Commencing with Lomax’s cowpoke rendition of “I’m a Rambler, I’m a Gambler,” Root Hog or Die documents the indefatigable folklorist’s travels from Harlem, NY to the hills of Kentucky and all over the US South. There were also trips to the Bahamas and Grenada, Morocco, Spain, Italy, Transylvania, and every country in the UK, and these songs become more than just a tribute to Lomax, transforming into a celebration of diversity that’s an antidote for the ill wind of intolerance currently blowing in our midst.

Whether is Jelly Roll Morton, Big Bill Broonzy, Shirley Collins, Bob Dylan, Clark Kessinger, Bessie Jones, Skip James, or the numerous lesser known and occasionally unidentified singers and players caught by Lomax’s various machines, Root Hog or Die is a sometimes startling but always inviting tour of humanity’s propensity to create and share art in service of a better world. It contrasts extremely well with Destination: Out’s digital only reissue of Cecil Taylor’s month long residency in West Berlin, an immersive document that’s 11CD incarnation on FMP (Free Music Production) is long out of print.

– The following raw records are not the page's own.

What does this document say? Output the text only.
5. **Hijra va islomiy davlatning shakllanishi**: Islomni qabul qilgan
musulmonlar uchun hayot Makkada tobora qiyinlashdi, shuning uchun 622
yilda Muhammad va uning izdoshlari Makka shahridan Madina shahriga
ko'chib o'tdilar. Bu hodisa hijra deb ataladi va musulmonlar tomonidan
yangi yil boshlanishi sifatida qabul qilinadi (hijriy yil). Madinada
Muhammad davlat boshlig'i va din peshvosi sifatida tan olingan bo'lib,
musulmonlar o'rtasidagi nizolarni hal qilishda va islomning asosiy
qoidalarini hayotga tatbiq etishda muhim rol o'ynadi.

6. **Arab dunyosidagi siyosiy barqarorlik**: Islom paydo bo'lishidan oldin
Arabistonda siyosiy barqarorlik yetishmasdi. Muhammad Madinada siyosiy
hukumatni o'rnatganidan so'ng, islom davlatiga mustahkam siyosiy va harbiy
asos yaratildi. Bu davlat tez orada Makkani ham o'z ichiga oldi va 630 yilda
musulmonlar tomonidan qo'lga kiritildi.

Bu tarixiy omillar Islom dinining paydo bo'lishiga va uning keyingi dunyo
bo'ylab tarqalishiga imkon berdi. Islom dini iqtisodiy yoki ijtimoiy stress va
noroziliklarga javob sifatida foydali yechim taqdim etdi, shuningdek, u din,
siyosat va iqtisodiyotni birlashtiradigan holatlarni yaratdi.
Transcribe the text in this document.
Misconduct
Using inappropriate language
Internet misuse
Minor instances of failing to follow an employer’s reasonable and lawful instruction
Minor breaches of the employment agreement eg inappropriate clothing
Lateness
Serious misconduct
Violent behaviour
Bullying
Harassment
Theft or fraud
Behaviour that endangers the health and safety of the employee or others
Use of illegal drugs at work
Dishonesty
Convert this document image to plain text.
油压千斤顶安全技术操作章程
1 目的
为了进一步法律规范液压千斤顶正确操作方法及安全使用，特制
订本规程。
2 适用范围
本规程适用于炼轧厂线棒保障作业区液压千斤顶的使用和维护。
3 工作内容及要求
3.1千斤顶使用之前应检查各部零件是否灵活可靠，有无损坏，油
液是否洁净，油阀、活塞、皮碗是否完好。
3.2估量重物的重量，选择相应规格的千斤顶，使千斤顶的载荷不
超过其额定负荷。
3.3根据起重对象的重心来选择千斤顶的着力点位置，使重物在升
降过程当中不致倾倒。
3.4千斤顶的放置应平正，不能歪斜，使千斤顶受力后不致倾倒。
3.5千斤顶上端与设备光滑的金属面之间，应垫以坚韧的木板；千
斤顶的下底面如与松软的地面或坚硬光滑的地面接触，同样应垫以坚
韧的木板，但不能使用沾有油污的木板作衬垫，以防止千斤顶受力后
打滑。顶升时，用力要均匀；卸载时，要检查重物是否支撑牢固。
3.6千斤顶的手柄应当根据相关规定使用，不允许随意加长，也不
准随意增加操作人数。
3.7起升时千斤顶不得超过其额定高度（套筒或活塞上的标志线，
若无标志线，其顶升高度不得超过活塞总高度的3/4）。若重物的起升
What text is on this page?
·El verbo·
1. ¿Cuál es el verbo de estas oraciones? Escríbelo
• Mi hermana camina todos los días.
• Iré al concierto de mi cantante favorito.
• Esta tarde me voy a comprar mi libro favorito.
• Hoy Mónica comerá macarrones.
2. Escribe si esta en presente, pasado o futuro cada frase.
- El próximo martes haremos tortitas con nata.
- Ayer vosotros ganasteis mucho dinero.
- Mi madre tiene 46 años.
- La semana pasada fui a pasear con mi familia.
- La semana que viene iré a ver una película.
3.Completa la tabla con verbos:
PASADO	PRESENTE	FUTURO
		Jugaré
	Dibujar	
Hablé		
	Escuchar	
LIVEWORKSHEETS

This version ups the count to 13 albums, opening with “Legba Crossing,” a 48 minute track initially available on the first 200 copies of the FMP box and closing with a performance in East Berlin from the same period. In between is a lifetime’s worth of listening, presenting jazz at its most abstract and most disciplined, the outpouring simultaneously demanding and generous in solo, duo, trio, ensemble, and orchestral configurations and featuring a long list of improvisational heavyweights.

So gripping the lack of a physical release is, if not irrelevant, reduced to a mere quibble, The Complete Cecil Taylor in Berlin ’88 is an inexhaustible document.